The Blue House refused them entry, but the prosecutors returned on Sunday, pressing the same demand — a highly unusual move for prosecutors, who have long been accused of being a servile political tool of the sitting president.
Also on Saturday, at a rally in downtown Seoul, thousands marched on the Blue House to chants of “Down with Park Geun-hye!” and “Impeach Park Geun-hye!” Shoving matches erupted when riot police officers blocked the marchers.
Organizers said 30,000 people attended the demonstration, while the police estimated the crowd at 12,000.
South Koreans are proud of the global economic powerhouse they built from the ruins of the 1950-53 Korean War and the democracy they achieved after decades of brutal rule by military dictators, including Ms. Park’s father, Park Chung-hee, who led the country from 1961 until his assassination in 1979.
Ms.

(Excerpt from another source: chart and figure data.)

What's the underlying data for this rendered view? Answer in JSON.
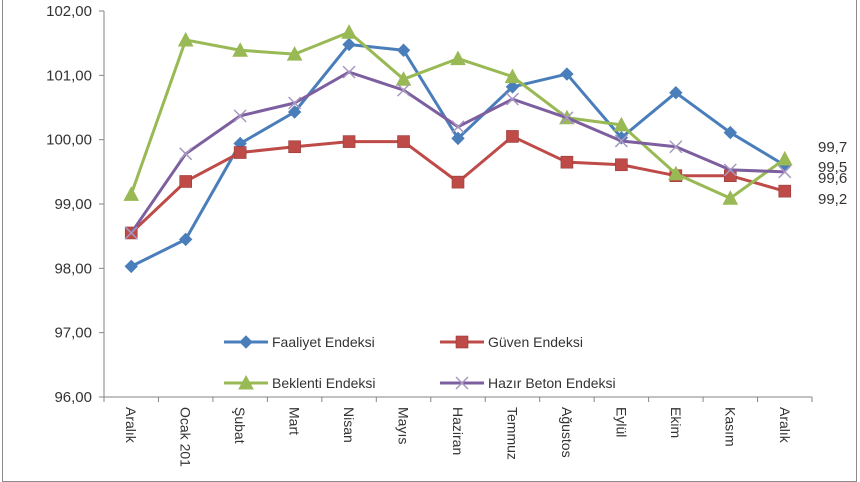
{
  "chart_data": {
    "type": "line",
    "title": "",
    "xlabel": "",
    "ylabel": "",
    "ylim": [
      96,
      102
    ],
    "yticks": [
      "96,00",
      "97,00",
      "98,00",
      "99,00",
      "100,00",
      "101,00",
      "102,00"
    ],
    "grid": false,
    "legend_position": "inside-bottom",
    "categories": [
      "Aralık",
      "Ocak 201",
      "Şubat",
      "Mart",
      "Nisan",
      "Mayıs",
      "Haziran",
      "Temmuz",
      "Ağustos",
      "Eylül",
      "Ekim",
      "Kasım",
      "Aralık"
    ],
    "series": [
      {
        "name": "Faaliyet Endeksi",
        "color": "#4a7ebb",
        "marker": "diamond",
        "values": [
          98.03,
          98.45,
          99.94,
          100.43,
          101.48,
          101.39,
          100.02,
          100.82,
          101.02,
          100.03,
          100.73,
          100.11,
          99.6
        ]
      },
      {
        "name": "Güven Endeksi",
        "color": "#be4b48",
        "marker": "square",
        "values": [
          98.55,
          99.35,
          99.8,
          99.89,
          99.97,
          99.97,
          99.34,
          100.05,
          99.65,
          99.61,
          99.44,
          99.44,
          99.2
        ]
      },
      {
        "name": "Beklenti Endeksi",
        "color": "#98b954",
        "marker": "triangle",
        "values": [
          99.15,
          101.55,
          101.39,
          101.33,
          101.67,
          100.94,
          101.26,
          100.98,
          100.34,
          100.23,
          99.47,
          99.09,
          99.7
        ]
      },
      {
        "name": "Hazır Beton Endeksi",
        "color": "#7d5fa0",
        "marker": "x",
        "values": [
          98.55,
          99.78,
          100.37,
          100.57,
          101.05,
          100.77,
          100.2,
          100.63,
          100.34,
          99.98,
          99.89,
          99.53,
          99.5
        ]
      }
    ],
    "end_labels": [
      {
        "series": "Beklenti Endeksi",
        "text": "99,7"
      },
      {
        "series": "Hazır Beton Endeksi",
        "text": "99,5"
      },
      {
        "series": "Faaliyet Endeksi",
        "text": "99,6"
      },
      {
        "series": "Güven Endeksi",
        "text": "99,2"
      }
    ]
  }
}
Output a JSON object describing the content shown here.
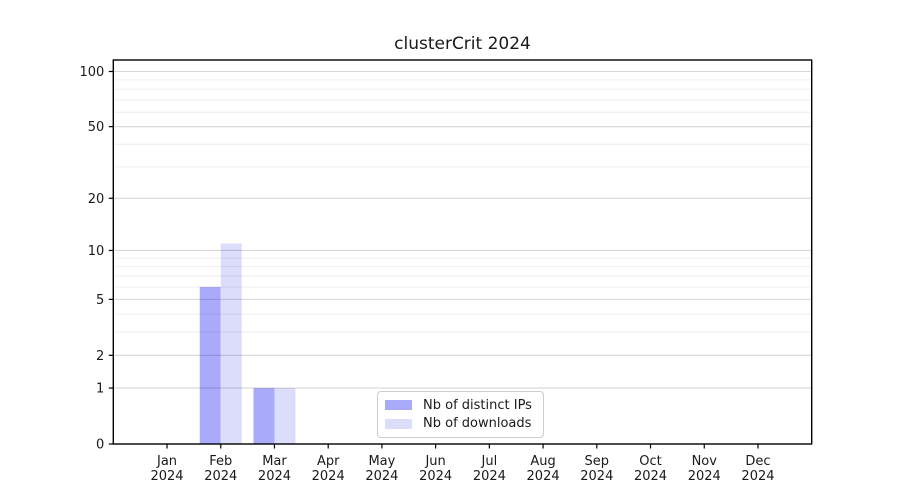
{
  "chart_data": {
    "type": "bar",
    "title": "clusterCrit 2024",
    "year_label": "2024",
    "categories": [
      "Jan",
      "Feb",
      "Mar",
      "Apr",
      "May",
      "Jun",
      "Jul",
      "Aug",
      "Sep",
      "Oct",
      "Nov",
      "Dec"
    ],
    "series": [
      {
        "name": "Nb of distinct IPs",
        "color": "#aaaafa",
        "values": [
          0,
          6,
          1,
          0,
          0,
          0,
          0,
          0,
          0,
          0,
          0,
          0
        ]
      },
      {
        "name": "Nb of downloads",
        "color": "#dcdcfb",
        "values": [
          0,
          11,
          1,
          0,
          0,
          0,
          0,
          0,
          0,
          0,
          0,
          0
        ]
      }
    ],
    "y_scale": "log1p",
    "y_major_ticks": [
      0,
      1,
      2,
      5,
      10,
      20,
      50,
      100
    ],
    "y_minor_ticks": [
      3,
      4,
      6,
      7,
      8,
      9,
      30,
      40,
      60,
      70,
      80,
      90
    ],
    "ylim": [
      0,
      117
    ],
    "xlabel": "",
    "ylabel": "",
    "grid": "horizontal-only",
    "legend_position": "bottom-center-inside"
  },
  "colors": {
    "background": "#ffffff",
    "axis": "#000000",
    "tick_label": "#1a1a1a",
    "grid_major": "rgba(0,0,0,0.16)",
    "grid_minor": "rgba(0,0,0,0.07)",
    "legend_border": "#cccccc",
    "legend_background": "#ffffff"
  }
}
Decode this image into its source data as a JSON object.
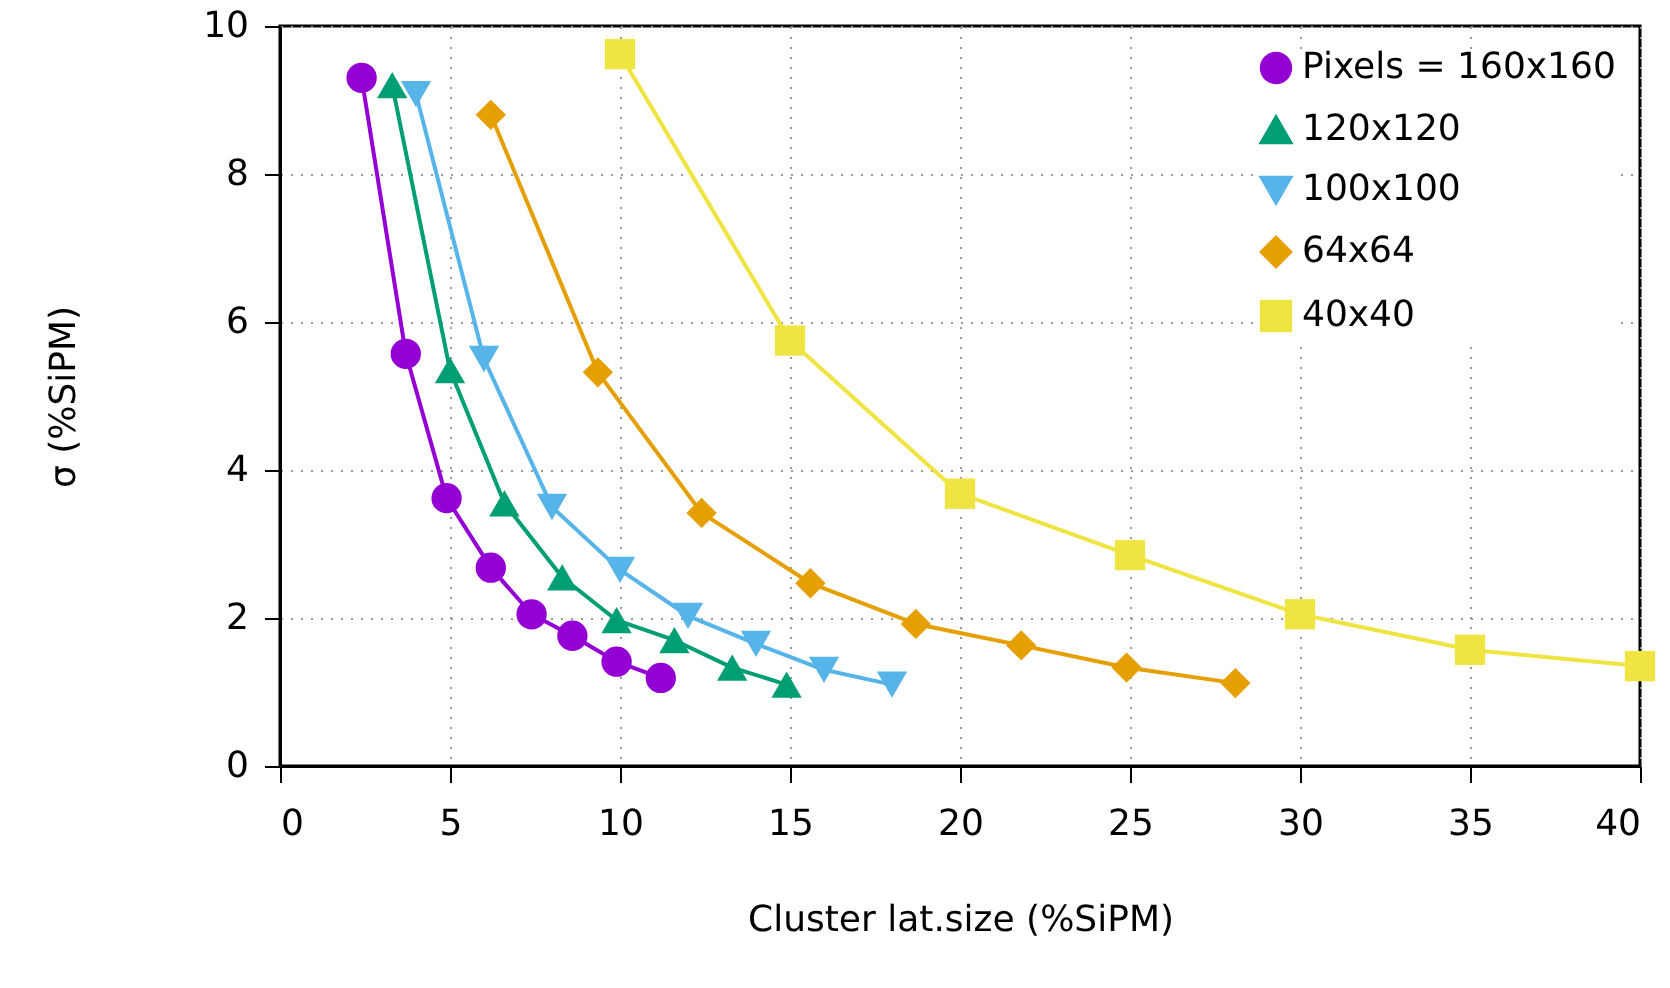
{
  "chart_data": {
    "type": "line",
    "xlabel": "Cluster lat.size (%SiPM)",
    "ylabel": "σ (%SiPM)",
    "xlim": [
      0,
      40
    ],
    "xticks": [
      0,
      5,
      10,
      15,
      20,
      25,
      30,
      35,
      40
    ],
    "ylim": [
      0,
      10
    ],
    "yticks": [
      0,
      2,
      4,
      6,
      8,
      10
    ],
    "grid": true,
    "legend": "top right",
    "line_style": "solid",
    "series": [
      {
        "name": "Pixels = 160x160",
        "color": "#9400d3",
        "marker": "circle",
        "x": [
          2.4,
          3.7,
          4.9,
          6.2,
          7.4,
          8.6,
          9.9,
          11.2
        ],
        "values": [
          9.3,
          5.57,
          3.62,
          2.68,
          2.05,
          1.76,
          1.41,
          1.19
        ]
      },
      {
        "name": "120x120",
        "color": "#009e73",
        "marker": "triangle",
        "x": [
          3.3,
          5.0,
          6.6,
          8.3,
          9.9,
          11.6,
          13.3,
          14.9
        ],
        "values": [
          9.2,
          5.35,
          3.55,
          2.55,
          1.97,
          1.7,
          1.33,
          1.1
        ]
      },
      {
        "name": "100x100",
        "color": "#56b4e9",
        "marker": "triangle-down",
        "x": [
          4,
          6,
          8,
          10,
          12,
          14,
          16,
          18
        ],
        "values": [
          9.08,
          5.5,
          3.5,
          2.65,
          2.03,
          1.65,
          1.3,
          1.1
        ]
      },
      {
        "name": "64x64",
        "color": "#e69f00",
        "marker": "diamond",
        "x": [
          6.2,
          9.35,
          12.4,
          15.6,
          18.7,
          21.8,
          24.9,
          28.1
        ],
        "values": [
          8.8,
          5.32,
          3.42,
          2.47,
          1.92,
          1.63,
          1.33,
          1.12
        ]
      },
      {
        "name": "40x40",
        "color": "#f0e442",
        "marker": "square",
        "x": [
          10,
          15,
          20,
          25,
          30,
          35,
          40
        ],
        "values": [
          9.62,
          5.75,
          3.68,
          2.85,
          2.05,
          1.57,
          1.35
        ]
      }
    ]
  }
}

Park’s scandal is seen as particularly inflammatory because it hurts that pride.
On Saturday, many demonstrators said they felt ashamed to be South Korean. Speaking to the crowd, Lee Jae-myeong, mayor of Seongnam, a city just south of Seoul, said that the president had humiliated the people by relying on a “shamanlike figure” to handle important state affairs, referring to Ms. Choi.
“We may be weak, we may be poor, but we have not lost our pride yet,” Mayor Lee said to cheers from the crowd. “President Park has lost her authority as president and she must step down.”
Little had been known about Ms. Choi, except that she was the daughter of a minor religious cult leader who befriended Ms. Park in the 1970s, when her father, the military dictator, was still in power. Ms. Choi’s father, Choi Tae-min, who died in 1994 at the age of 82, had been accused of manipulating Ms. Park, though Ms. Park has defended him as a patriot and a mentor. Some critics believe that Ms. Choi has inherited her father’s Rasputin-like role in Ms. Park’s life.
Major political parties have so far refrained from calling for Ms. Park to step down. Her single five-year term ends in February 2018.
All recent South Korean presidents have ended their terms in ignominy, disgraced by scandals that often implicate their children as well. Many South Koreans had hoped that Ms. Park, the country’s first female president, who is unmarried and has no children, would be an exception.